Movie Review: The Adjustment Bureau
It’s got Matt Damon, Emily Blunt, Terence Stamp, John Slattery and others. It’s based on a Philip K. Dick story. It features a capable cinematographer and able director (George Nolfi). So why is THE ADJUSTMENT BUREAU not really very good?
Let me amend that — THE ADJUSTMENT BUREAU is perfectly alright. The rough outlines of the plot are fine: a politician is thunderstruck in love with a quirky ballet dancer, but the forces of Fate conspire to keep them apart, quite literally — fedora-sporting agents make ‘adjustments’ to people’s lives to make sure the overall plan stays on track. When Damon’s politician finds that Fate does not want him to be with the ballet dancer, he rebels and the two lovebirds are on the run against the conspiring adjustment agents. On paper it sounds like the ideal movie: a sci-fi action movie with a grand romance at its center with serious existential questions.
But a few shortcomings cripple the film and it never lives up to the promise of its component parts. First, the romance doesn’t quite gel. That’s probably Damon’s fault. Blunt is quirky and loveable onscreen (at least for the first half of the film — more on that later), but Damon just doesn’t seem capable of showing real affection on-screen and instead seems to accept the notion of being in love at face value rather than demonstrating it.

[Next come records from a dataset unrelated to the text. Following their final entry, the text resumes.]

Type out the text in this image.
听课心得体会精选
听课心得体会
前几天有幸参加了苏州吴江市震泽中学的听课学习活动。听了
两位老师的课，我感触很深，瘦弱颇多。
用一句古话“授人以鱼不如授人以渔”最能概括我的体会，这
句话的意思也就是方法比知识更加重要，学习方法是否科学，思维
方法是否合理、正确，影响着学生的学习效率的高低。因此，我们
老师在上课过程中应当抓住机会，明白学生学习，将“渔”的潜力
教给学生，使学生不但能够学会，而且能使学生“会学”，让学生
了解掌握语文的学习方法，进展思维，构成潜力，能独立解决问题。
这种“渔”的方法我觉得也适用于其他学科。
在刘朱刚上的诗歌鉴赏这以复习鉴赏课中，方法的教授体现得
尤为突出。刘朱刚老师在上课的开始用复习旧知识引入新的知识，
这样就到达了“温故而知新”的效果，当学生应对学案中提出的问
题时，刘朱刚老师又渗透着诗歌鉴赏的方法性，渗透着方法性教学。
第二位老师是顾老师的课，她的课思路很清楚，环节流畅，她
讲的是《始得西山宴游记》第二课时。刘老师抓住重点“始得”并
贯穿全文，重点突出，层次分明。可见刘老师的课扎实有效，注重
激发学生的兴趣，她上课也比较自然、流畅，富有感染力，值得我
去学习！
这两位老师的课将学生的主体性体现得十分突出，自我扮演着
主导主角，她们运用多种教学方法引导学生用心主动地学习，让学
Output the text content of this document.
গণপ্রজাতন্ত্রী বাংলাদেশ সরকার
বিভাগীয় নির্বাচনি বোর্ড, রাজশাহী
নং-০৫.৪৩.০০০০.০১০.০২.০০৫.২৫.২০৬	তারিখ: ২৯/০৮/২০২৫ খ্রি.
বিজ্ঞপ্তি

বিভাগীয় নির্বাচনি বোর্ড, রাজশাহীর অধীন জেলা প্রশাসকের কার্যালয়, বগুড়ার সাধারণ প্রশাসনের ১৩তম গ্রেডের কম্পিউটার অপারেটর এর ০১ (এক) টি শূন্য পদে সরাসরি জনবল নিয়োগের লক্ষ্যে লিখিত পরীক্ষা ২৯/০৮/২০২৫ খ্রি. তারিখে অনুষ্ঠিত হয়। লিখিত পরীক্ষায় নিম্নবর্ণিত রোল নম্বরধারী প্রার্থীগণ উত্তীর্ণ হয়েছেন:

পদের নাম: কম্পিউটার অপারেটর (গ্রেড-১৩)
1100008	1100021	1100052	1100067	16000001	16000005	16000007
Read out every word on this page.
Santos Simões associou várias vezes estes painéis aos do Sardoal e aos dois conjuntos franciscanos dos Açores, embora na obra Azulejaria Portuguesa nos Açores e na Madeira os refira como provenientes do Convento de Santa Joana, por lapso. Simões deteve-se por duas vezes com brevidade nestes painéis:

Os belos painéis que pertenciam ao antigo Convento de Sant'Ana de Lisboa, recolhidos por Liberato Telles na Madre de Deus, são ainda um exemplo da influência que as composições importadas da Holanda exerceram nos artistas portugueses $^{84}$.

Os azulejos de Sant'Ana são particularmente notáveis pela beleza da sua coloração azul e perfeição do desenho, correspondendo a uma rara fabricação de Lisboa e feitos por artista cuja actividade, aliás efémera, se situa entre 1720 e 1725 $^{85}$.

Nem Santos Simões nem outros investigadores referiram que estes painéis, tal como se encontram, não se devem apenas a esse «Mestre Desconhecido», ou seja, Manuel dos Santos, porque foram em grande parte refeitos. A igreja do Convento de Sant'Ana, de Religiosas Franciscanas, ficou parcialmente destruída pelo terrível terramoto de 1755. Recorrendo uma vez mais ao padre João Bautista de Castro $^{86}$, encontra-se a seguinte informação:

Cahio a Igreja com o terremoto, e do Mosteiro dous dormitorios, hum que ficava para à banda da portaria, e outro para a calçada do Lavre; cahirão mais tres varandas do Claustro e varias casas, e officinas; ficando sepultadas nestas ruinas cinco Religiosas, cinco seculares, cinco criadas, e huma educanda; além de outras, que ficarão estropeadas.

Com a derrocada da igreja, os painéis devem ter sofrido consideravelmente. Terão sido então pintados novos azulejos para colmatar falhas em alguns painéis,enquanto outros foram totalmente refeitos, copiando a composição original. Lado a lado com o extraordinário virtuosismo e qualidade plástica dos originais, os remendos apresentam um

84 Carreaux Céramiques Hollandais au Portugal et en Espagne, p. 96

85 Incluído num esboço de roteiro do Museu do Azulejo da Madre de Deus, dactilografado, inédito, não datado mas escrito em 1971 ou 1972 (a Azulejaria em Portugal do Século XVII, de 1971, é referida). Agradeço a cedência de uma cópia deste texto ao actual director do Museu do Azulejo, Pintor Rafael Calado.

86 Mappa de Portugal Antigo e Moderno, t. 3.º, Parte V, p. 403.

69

Second, the film is afraid of its themes. Issues of free will vs. fate, divine intervention and determinism… these are big issues and we never get at the heart of them. Instead the film melts into a generic chase movie and the big issues are given lightweight resolution (complete with an incredibly stupid moral of the story, delivered via voiceover narration). I have the feeling that Dick would be unhappy with how breezy this movie treats his themes.
Third, everything ended up in unfortunate cliches. Anthony Mackie, introduced as a conflicted agent of destiny, ultimately sinks into stereotypes that resurrect Will Smith’s role in THE LEGEND OF BAGGER VANCE. Emily Blunt’s character — who is supposed to be this headstrong, quirky rebel character — completely melts into the standard damsel in distress, the person in the chase scenes who doesn’t quite know what is going on but follows her man devotedly and helplessly. It’s disappointing.
That said, THE ADJUSTMENT BUREAU is not an awful movie. Many will enjoy it. It does try to give romance and action and thought, and even if it never gives those in any spectacular measure it’s still a decent effort. It’s just not as intriguing, emotionally involving or exciting as it deserves.